Balcony Collapse Injures 74: Seven in Serious or Critical Condition After Polson Bar Incident

This article originally appeared in the Daily Inter Lake on Aug. 1, 2004. View published clip (PDF).

Tabetha Brown doesn’t remember falling.

“I remember looking up at all the people standing out the door looking down on us,” Brown said. “I remember lying there trying to figure out just what happened.”

The 21-year-old from Missoula and about 15 friends were at the Diamond Horseshoe Lounge and Grill in Polson on Friday night when a rear deck collapsed, spilling dozens of people about 14 feet to the ground.

Brown and her friends had come up to Polson for an annual three-man basketball tournament. She had been standing on the deck, among what she thought to be 100 people, shortly after 11:30 p.m.

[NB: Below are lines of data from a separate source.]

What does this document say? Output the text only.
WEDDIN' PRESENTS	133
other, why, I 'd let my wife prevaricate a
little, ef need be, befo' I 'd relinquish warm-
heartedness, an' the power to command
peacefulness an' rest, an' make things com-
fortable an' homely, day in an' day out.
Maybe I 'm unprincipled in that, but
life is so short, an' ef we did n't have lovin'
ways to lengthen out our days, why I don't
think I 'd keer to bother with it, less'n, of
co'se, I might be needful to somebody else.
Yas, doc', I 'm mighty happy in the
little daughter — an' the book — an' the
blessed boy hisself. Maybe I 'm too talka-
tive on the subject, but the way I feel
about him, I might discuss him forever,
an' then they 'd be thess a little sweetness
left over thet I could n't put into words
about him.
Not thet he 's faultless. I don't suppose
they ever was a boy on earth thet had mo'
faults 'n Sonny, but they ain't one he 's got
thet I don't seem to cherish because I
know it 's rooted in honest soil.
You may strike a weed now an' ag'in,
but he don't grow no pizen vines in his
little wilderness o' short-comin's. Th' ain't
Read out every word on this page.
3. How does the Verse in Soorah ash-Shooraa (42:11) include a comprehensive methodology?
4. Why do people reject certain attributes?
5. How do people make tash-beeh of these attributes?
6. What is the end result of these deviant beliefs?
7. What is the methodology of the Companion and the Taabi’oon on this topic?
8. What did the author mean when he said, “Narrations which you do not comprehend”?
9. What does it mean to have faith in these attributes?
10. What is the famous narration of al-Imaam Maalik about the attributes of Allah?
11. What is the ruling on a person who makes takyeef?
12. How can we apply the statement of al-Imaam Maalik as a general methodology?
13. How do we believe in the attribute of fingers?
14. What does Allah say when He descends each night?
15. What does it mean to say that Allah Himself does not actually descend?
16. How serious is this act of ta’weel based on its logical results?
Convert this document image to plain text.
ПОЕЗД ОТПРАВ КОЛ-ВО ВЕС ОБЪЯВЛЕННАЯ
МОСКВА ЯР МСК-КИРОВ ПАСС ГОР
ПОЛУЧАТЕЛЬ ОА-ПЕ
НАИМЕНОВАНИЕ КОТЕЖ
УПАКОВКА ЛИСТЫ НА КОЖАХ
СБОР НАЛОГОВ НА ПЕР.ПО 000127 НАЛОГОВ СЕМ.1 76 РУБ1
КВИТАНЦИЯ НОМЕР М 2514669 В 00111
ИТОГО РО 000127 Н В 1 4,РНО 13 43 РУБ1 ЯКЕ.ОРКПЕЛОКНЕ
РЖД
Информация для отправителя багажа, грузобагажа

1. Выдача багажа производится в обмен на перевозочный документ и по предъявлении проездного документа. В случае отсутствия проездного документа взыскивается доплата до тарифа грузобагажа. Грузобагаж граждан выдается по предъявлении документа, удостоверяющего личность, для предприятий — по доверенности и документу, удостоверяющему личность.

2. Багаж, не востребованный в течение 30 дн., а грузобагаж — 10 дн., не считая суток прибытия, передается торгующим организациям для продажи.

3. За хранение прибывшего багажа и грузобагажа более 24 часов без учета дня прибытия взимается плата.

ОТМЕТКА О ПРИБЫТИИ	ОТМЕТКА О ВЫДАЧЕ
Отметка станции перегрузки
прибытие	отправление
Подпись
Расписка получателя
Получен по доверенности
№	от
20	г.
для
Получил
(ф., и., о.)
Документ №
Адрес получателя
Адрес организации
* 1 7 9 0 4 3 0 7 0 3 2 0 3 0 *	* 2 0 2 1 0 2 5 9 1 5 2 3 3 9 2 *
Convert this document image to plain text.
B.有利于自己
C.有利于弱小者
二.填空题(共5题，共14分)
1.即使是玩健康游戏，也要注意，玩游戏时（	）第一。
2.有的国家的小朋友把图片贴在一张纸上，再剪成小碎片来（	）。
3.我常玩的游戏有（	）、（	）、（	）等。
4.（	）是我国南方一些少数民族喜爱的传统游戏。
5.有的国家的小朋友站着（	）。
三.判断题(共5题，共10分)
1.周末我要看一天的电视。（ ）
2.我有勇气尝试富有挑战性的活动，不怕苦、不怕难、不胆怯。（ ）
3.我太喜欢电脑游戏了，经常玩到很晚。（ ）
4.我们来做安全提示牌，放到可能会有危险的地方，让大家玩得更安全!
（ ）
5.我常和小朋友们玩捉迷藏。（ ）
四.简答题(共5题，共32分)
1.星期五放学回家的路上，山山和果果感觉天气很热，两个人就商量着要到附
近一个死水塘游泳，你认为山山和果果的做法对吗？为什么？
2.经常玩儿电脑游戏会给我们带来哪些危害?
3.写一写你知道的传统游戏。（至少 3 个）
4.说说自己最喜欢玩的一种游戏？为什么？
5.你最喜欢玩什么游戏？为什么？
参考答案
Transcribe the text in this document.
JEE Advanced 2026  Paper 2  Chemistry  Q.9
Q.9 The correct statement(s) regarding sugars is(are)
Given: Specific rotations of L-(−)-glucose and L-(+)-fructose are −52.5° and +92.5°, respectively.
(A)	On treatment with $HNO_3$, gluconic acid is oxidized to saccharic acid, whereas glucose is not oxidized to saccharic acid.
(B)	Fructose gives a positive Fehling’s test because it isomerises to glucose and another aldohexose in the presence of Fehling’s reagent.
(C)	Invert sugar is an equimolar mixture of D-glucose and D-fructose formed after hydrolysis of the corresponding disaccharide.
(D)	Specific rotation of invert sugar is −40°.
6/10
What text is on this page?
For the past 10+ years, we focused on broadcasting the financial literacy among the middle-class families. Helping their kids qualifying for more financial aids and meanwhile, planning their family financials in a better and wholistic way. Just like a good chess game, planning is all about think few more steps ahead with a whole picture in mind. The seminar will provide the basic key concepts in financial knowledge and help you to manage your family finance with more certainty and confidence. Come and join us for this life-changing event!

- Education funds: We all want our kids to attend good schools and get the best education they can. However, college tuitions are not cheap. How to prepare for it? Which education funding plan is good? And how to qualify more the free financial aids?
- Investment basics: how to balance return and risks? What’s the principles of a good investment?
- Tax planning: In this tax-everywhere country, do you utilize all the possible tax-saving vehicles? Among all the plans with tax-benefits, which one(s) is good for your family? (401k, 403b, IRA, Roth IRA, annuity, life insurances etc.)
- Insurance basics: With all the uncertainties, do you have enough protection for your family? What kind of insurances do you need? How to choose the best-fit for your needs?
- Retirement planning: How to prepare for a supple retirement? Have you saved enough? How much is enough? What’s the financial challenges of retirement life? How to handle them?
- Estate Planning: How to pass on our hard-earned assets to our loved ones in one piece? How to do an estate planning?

Then her stomach “felt like when you fall,” and suddenly she was on her back.

“It was weird,” she said. “We all landed in our own space,” even though the crowd was packed.

Though the impact was strong enough to knock off her shoes, she didn’t feel any pain until she tried to stand and discovered she couldn’t put pressure on her left foot. Someone helped her to a picnic table near where emergency personnel had set up a triage station. She soon was brought to St. Joseph Medical Center in Polson, where an air cast was put on her foot and she was released after about an hour.

Brown’s friend Carmen Gonzalez, 21, also of Missoula, doesn’t remember falling, either.

“I just remember hitting the ground,” she said.

Gonzalez and another friend had been standing and talking in the middle of the deck, squeezed among what she estimated to be 150 people.

“We couldn’t move,” she said. “We were shoulder to shoulder with people.”

Then suddenly she and her friend were flat on their stomachs, the wind knocked out of them. They sat for a moment before standing.

“Everybody was kind of in shock, like `Did this really happen?’” Gonzalez said.

Then it was “pure chaos.”

“People were screaming,” she said. “[But] I felt fine. I just lost my shoes.”

Tim Davis, 20, of Missoula had been standing in the doorway between the bar and the deck, drinking a beer and unable to join his friends Brown and Gonzalez.

“We were going to go out on [the deck], but there were so many people,” he said. A few people were jumping up and down, he said, but most had been standing there when the deck “just fell.”

“Everyone got quiet for a second, then everyone started hootin’ and hollerin’ looking for their friends,” Davis said.

He, too, estimated the crowd to be 150.

Davis set out to find his own friends, about seven of whom he thought were on the deck when it fell. Within 30 minutes he had found everyone.

Brown said she and one other friend were the only ones in the group to be injured.

Doug Mann was about 150 yards away at the Bear Harbor condominiums when he heard the deck collapse. He said it sounded like a “tree falling.”

“Kind of a big snap and a crack that echoed across the lake,” Mann said. “Then I heard someone yell out ‘Oh my God,’ and someone yelled out, ‘Dude, I told you that was going to happen.'”

Then everything went “kind of eerie silent” for a moment before a ruckus broke out, he said.

Investigators on Saturday said more than 70 people had received medical treatment, and it was “too soon” to tell the cause of the collapse.

On Saturday morning, small groups of people who had been at the bar the previous night watched investigators at the scene. Some snapped pictures with disposable cameras.

Brown and Gonzalez were among those who returned.

“It was crazy to see how far it really was,” Brown said. “It could be a lot worse. We were pretty lucky the deck fell all together. We all just fell straight, which was really a good thing.”

The timing of the accident was not a good thing for Brown, however. The University of Montana junior is a cheerleader for the Griz, and her season was to start Tuesday.